Birding Without Borders

Day 171: Hot Weather

Noah has already seen two-thirds of the bird species in Spain.

June 20, 2015, Monfrague National Park, Spain — It’s hard to believe, but I’m already running out of easy birds in Europe. When I arrived in Spain two days ago, I’d already seen more than 65 percent of the species that have ever been recorded in this country, and most of the remaining ones are tough. Looking at the list of possibilities, Gorka decided we should go to Extremadura today, in central Spain, and stay at Monfrague National Park.

This required a longish drive from the coast across Spain’s central plateau, a large flat area in the middle of the country. I mostly caught up on sleep riding shotgun this morning but woke up for a few minutes when we stopped to look for Great Bustards, the world’s heaviest flying animal.

Bustards (rhymes with “mustard,” not “plastered”) like to walk on the ground in open fields, and Gorka eventually spotted one in an overgrown agricultural patch. “The most endangered birds in Spain tend to be the birds of open habitats,” Gorka said, echoing what I heard last week in Norway. Cleaner farming practices, along with the rise of irrigation in this area (which means fields are left fallow less often), leave less room for birds. We also searched for related Little Bustards but didn’t find any; they have apparently declined dramatically in recent years.

By the time we reached Monfrague, the carmometer read 38 degrees Celsius (just over 100 Fahrenheit)—officially the hottest temperature I’ve yet experienced this year! Bird activity was slow in the heat, but we soon found some good specialties, including several groups of Iberian (Azure-winged) Magpies, one of my most-wanted birds in Spain.

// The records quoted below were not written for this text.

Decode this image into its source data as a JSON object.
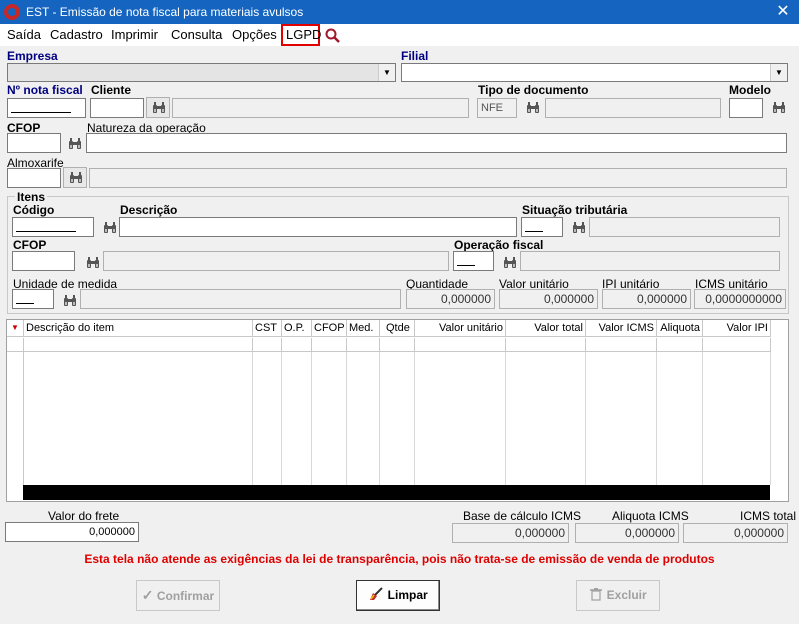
{
  "window": {
    "title": "EST - Emissão de nota fiscal para materiais avulsos",
    "close_glyph": "✕"
  },
  "menu": {
    "items": [
      "Saída",
      "Cadastro",
      "Imprimir",
      "Consulta",
      "Opções",
      "LGPD"
    ]
  },
  "form": {
    "empresa_label": "Empresa",
    "filial_label": "Filial",
    "nota_label": "Nº nota fiscal",
    "cliente_label": "Cliente",
    "tipo_doc_label": "Tipo de documento",
    "tipo_doc_value": "NFE",
    "modelo_label": "Modelo",
    "cfop_label": "CFOP",
    "natureza_label": "Natureza da operação",
    "almox_label": "Almoxarife"
  },
  "itens": {
    "title": "Itens",
    "codigo_label": "Código",
    "descricao_label": "Descrição",
    "sit_trib_label": "Situação tributária",
    "cfop_label": "CFOP",
    "op_fiscal_label": "Operação fiscal",
    "unidade_label": "Unidade de medida",
    "quantidade_label": "Quantidade",
    "quantidade_value": "0,000000",
    "valor_unit_label": "Valor unitário",
    "valor_unit_value": "0,000000",
    "ipi_unit_label": "IPI unitário",
    "ipi_unit_value": "0,000000",
    "icms_unit_label": "ICMS unitário",
    "icms_unit_value": "0,0000000000"
  },
  "grid": {
    "columns": [
      "Descrição do item",
      "CST",
      "O.P.",
      "CFOP",
      "Med.",
      "Qtde",
      "Valor unitário",
      "Valor total",
      "Valor ICMS",
      "Aliquota",
      "Valor IPI"
    ],
    "rows": []
  },
  "totals": {
    "frete_label": "Valor do frete",
    "frete_value": "0,000000",
    "base_icms_label": "Base de cálculo ICMS",
    "base_icms_value": "0,000000",
    "aliquota_label": "Aliquota ICMS",
    "aliquota_value": "0,000000",
    "icms_total_label": "ICMS total",
    "icms_total_value": "0,000000"
  },
  "warning": "Esta tela não atende as exigências da lei de transparência, pois não trata-se de emissão de venda de produtos",
  "buttons": {
    "confirmar": "Confirmar",
    "limpar": "Limpar",
    "excluir": "Excluir"
  },
  "colors": {
    "titlebar": "#1565c0",
    "warning": "#e00000",
    "lgpd_border": "#e00000",
    "label_blue": "#000080"
  }
}
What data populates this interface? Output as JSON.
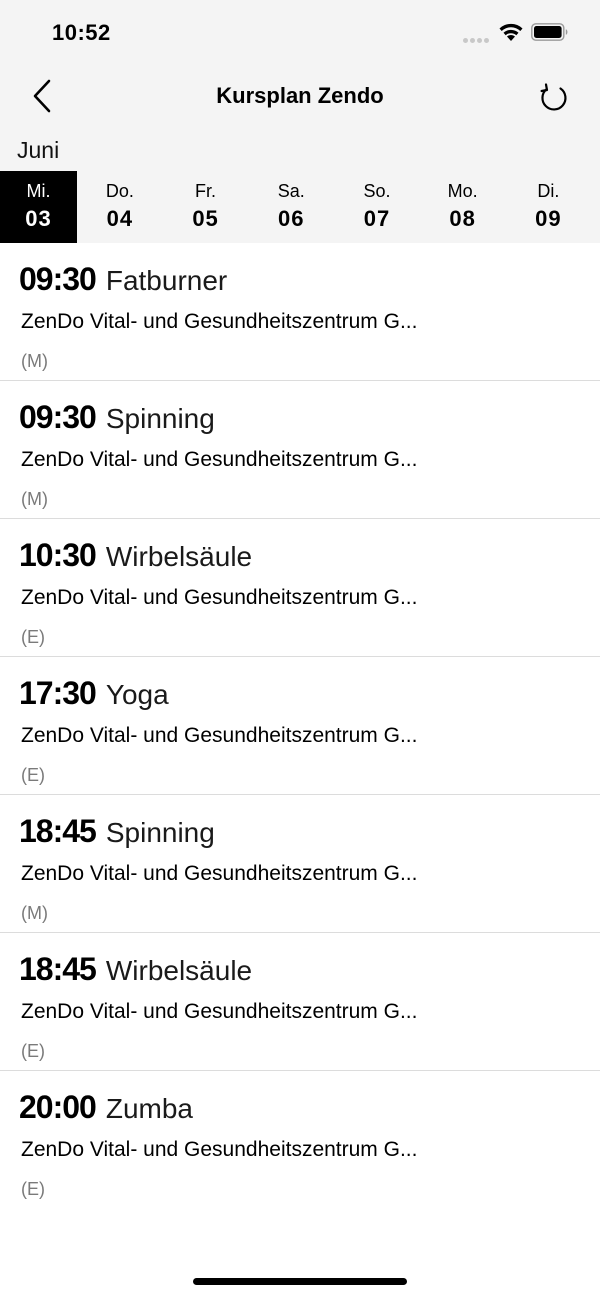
{
  "status_bar": {
    "time": "10:52"
  },
  "header": {
    "title": "Kursplan Zendo",
    "back_icon": "chevron-left-icon",
    "refresh_icon": "refresh-icon"
  },
  "month": "Juni",
  "days": [
    {
      "weekday": "Mi.",
      "date": "03",
      "selected": true
    },
    {
      "weekday": "Do.",
      "date": "04",
      "selected": false
    },
    {
      "weekday": "Fr.",
      "date": "05",
      "selected": false
    },
    {
      "weekday": "Sa.",
      "date": "06",
      "selected": false
    },
    {
      "weekday": "So.",
      "date": "07",
      "selected": false
    },
    {
      "weekday": "Mo.",
      "date": "08",
      "selected": false
    },
    {
      "weekday": "Di.",
      "date": "09",
      "selected": false
    }
  ],
  "courses": [
    {
      "time": "09:30",
      "name": "Fatburner",
      "location": "ZenDo Vital- und Gesundheitszentrum G...",
      "level": "(M)"
    },
    {
      "time": "09:30",
      "name": "Spinning",
      "location": "ZenDo Vital- und Gesundheitszentrum G...",
      "level": "(M)"
    },
    {
      "time": "10:30",
      "name": "Wirbelsäule",
      "location": "ZenDo Vital- und Gesundheitszentrum G...",
      "level": "(E)"
    },
    {
      "time": "17:30",
      "name": "Yoga",
      "location": "ZenDo Vital- und Gesundheitszentrum G...",
      "level": "(E)"
    },
    {
      "time": "18:45",
      "name": "Spinning",
      "location": "ZenDo Vital- und Gesundheitszentrum G...",
      "level": "(M)"
    },
    {
      "time": "18:45",
      "name": "Wirbelsäule",
      "location": "ZenDo Vital- und Gesundheitszentrum G...",
      "level": "(E)"
    },
    {
      "time": "20:00",
      "name": "Zumba",
      "location": "ZenDo Vital- und Gesundheitszentrum G...",
      "level": "(E)"
    }
  ],
  "colors": {
    "header_bg": "#f4f4f4",
    "selected_day_bg": "#000000",
    "level_text": "#7a7a7a",
    "divider": "#dcdcdc"
  }
}
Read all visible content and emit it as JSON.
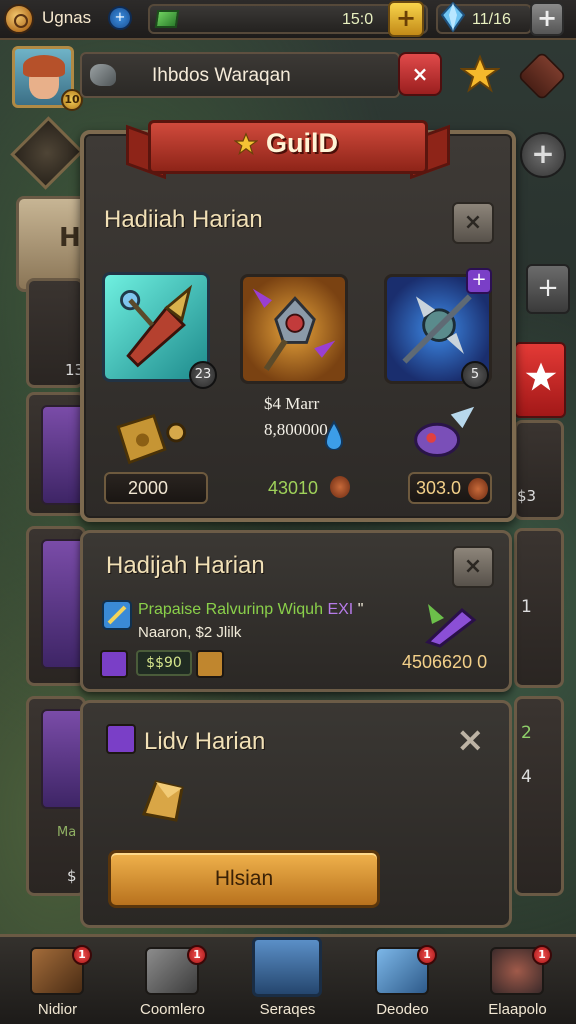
{
  "topbar": {
    "player_name": "Ugnas",
    "info_badge": "+",
    "green_resource_value": "15:0",
    "gold_plus": "+",
    "gem_value": "11/16",
    "gray_plus": "+"
  },
  "header": {
    "level_badge": "10",
    "title": "Ihbdos Waraqan",
    "close_label": "×"
  },
  "side": {
    "partial_letter": "H",
    "partial_13": "13",
    "partial_s3": "$3",
    "partial_1": "1",
    "partial_2": "2",
    "partial_4": "4",
    "partial_ma": "Ma",
    "partial_s": "$",
    "plus_label": "+"
  },
  "guild": {
    "ribbon_title": "GuilD",
    "section_title": "Hadiiah Harian",
    "close_label": "×",
    "tiles": [
      {
        "count": "23"
      },
      {
        "count": ""
      },
      {
        "count": "5",
        "plus": "+"
      }
    ],
    "mid_line_1": "$4 Marr",
    "mid_line_2": "8,800000",
    "prices": [
      "2000",
      "43010",
      "303.0"
    ],
    "colors": {
      "accent_red": "#c63a2c",
      "gold": "#e8a93a",
      "green_text": "#9fd15a"
    }
  },
  "panel2": {
    "title": "Hadijah Harian",
    "close_label": "×",
    "quest_text_main": "Prapaise Ralvurinp Wiquh",
    "quest_text_purple": "EXI",
    "quest_text_tail": "\"",
    "quest_sub": "Naaron, $2 Jlilk",
    "mini_value": "$$90",
    "reward_value": "4506620 0"
  },
  "panel3": {
    "title": "Lidv Harian",
    "close_label": "×",
    "button_label": "Hlsian"
  },
  "bottom_nav": [
    {
      "label": "Nidior",
      "badge": "1",
      "icon": "scroll-icon"
    },
    {
      "label": "Coomlero",
      "badge": "1",
      "icon": "rune-stone-icon"
    },
    {
      "label": "Seraqes",
      "badge": "",
      "icon": "castle-icon"
    },
    {
      "label": "Deodeo",
      "badge": "1",
      "icon": "crystal-icon"
    },
    {
      "label": "Elaapolo",
      "badge": "1",
      "icon": "gear-stone-icon"
    }
  ]
}
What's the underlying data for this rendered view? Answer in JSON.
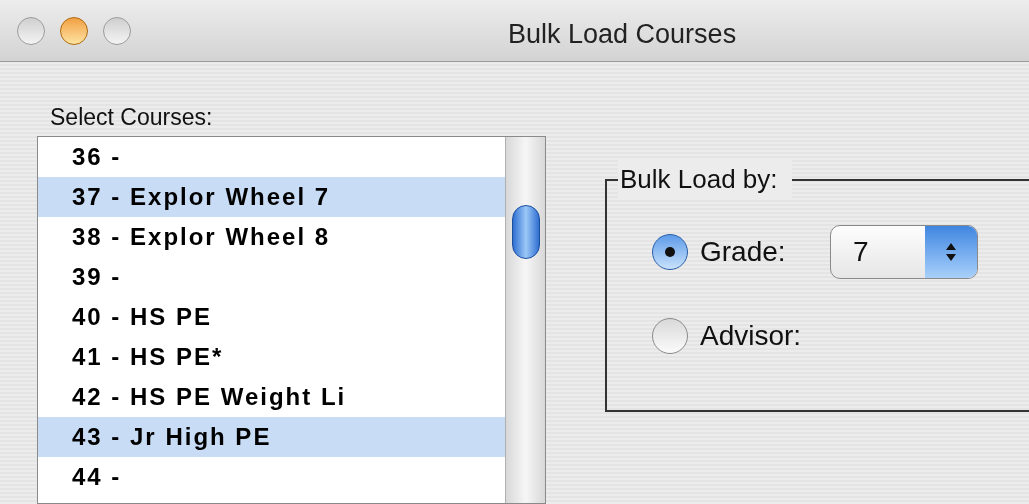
{
  "window": {
    "title": "Bulk Load Courses"
  },
  "courses": {
    "label": "Select Courses:",
    "items": [
      {
        "text": "36 -",
        "selected": false
      },
      {
        "text": "37 - Explor Wheel 7",
        "selected": true
      },
      {
        "text": "38 - Explor Wheel 8",
        "selected": false
      },
      {
        "text": "39 -",
        "selected": false
      },
      {
        "text": "40 - HS PE",
        "selected": false
      },
      {
        "text": "41 - HS PE*",
        "selected": false
      },
      {
        "text": "42 - HS PE Weight Li",
        "selected": false
      },
      {
        "text": "43 - Jr High PE",
        "selected": true
      },
      {
        "text": "44 -",
        "selected": false
      }
    ]
  },
  "bulk_load": {
    "label": "Bulk Load by:",
    "options": [
      {
        "label": "Grade:",
        "selected": true,
        "popup": "7"
      },
      {
        "label": "Advisor:",
        "selected": false
      }
    ]
  }
}
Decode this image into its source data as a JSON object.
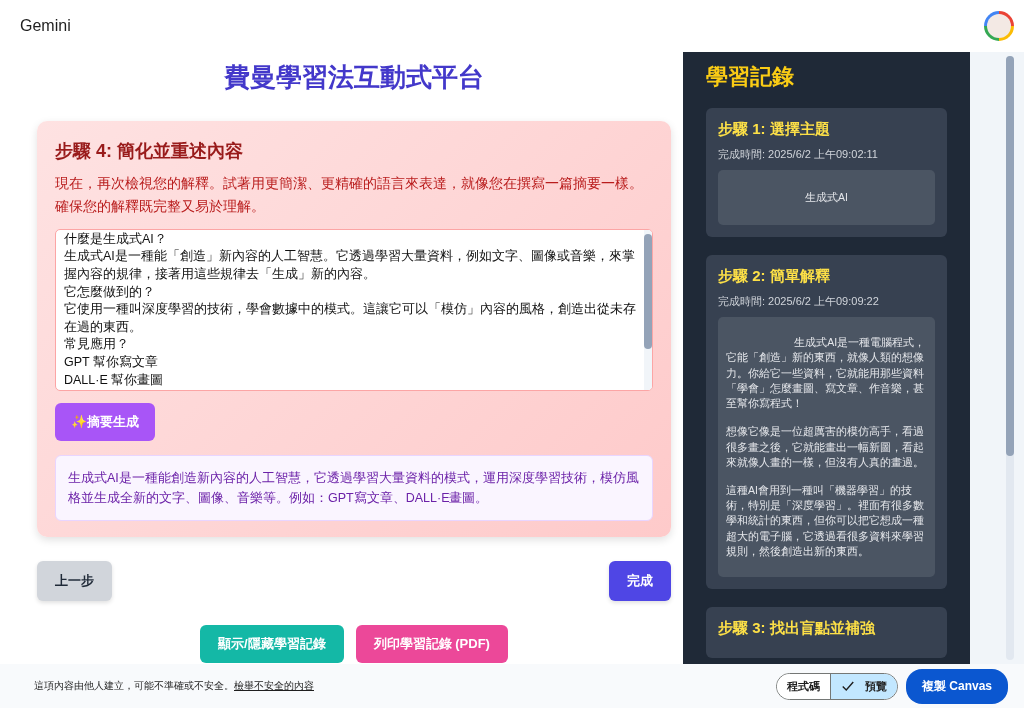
{
  "header": {
    "app_name": "Gemini"
  },
  "main": {
    "title": "費曼學習法互動式平台",
    "step_card": {
      "title": "步驟 4: 簡化並重述內容",
      "instruction": "現在，再次檢視您的解釋。試著用更簡潔、更精確的語言來表達，就像您在撰寫一篇摘要一樣。確保您的解釋既完整又易於理解。",
      "answer_lines": [
        "什麼是生成式AI？",
        "生成式AI是一種能「創造」新內容的人工智慧。它透過學習大量資料，例如文字、圖像或音樂，來掌握內容的規律，接著用這些規律去「生成」新的內容。",
        "它怎麼做到的？",
        "它使用一種叫深度學習的技術，學會數據中的模式。這讓它可以「模仿」內容的風格，創造出從未存在過的東西。",
        "常見應用？",
        "GPT 幫你寫文章",
        "DALL·E 幫你畫圖"
      ],
      "generate_button": "✨摘要生成",
      "summary": "生成式AI是一種能創造新內容的人工智慧，它透過學習大量資料的模式，運用深度學習技術，模仿風格並生成全新的文字、圖像、音樂等。例如：GPT寫文章、DALL·E畫圖。"
    },
    "prev_button": "上一步",
    "finish_button": "完成",
    "toggle_log_button": "顯示/隱藏學習記錄",
    "print_button": "列印學習記錄 (PDF)"
  },
  "log_panel": {
    "title": "學習記錄",
    "entries": [
      {
        "title": "步驟 1: 選擇主題",
        "time": "完成時間: 2025/6/2 上午09:02:11",
        "kind": "centered",
        "paragraphs": [
          "生成式AI"
        ]
      },
      {
        "title": "步驟 2: 簡單解釋",
        "time": "完成時間: 2025/6/2 上午09:09:22",
        "kind": "indented",
        "paragraphs": [
          "生成式AI是一種電腦程式，它能「創造」新的東西，就像人類的想像力。你給它一些資料，它就能用那些資料「學會」怎麼畫圖、寫文章、作音樂，甚至幫你寫程式！",
          "想像它像是一位超厲害的模仿高手，看過很多畫之後，它就能畫出一幅新圖，看起來就像人畫的一樣，但沒有人真的畫過。",
          "這種AI會用到一種叫「機器學習」的技術，特別是「深度學習」。裡面有很多數學和統計的東西，但你可以把它想成一種超大的電子腦，它透過看很多資料來學習規則，然後創造出新的東西。"
        ]
      },
      {
        "title": "步驟 3: 找出盲點並補強"
      }
    ]
  },
  "footer": {
    "notice": "這項內容由他人建立，可能不準確或不安全。",
    "report_link": "檢舉不安全的內容",
    "view_toggle": [
      {
        "label": "程式碼",
        "selected": false
      },
      {
        "label": "預覽",
        "selected": true
      }
    ],
    "copy_button": "複製 Canvas"
  }
}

Gorka and I watched the sunset from the Monfrague Castle, overlooking the Salto del Gitano cliffs where several dozen Griffon Vultures perched on the rocks; a White-rumped Swift glided past, and Black Kites circled on the horizon. Monfrague National Park is one of Spain’s best-known birding hotspots and a UNESCO biosphere reserve, and one of the best places to look for the Spanish Imperial Eagle—hope we see one in the morning!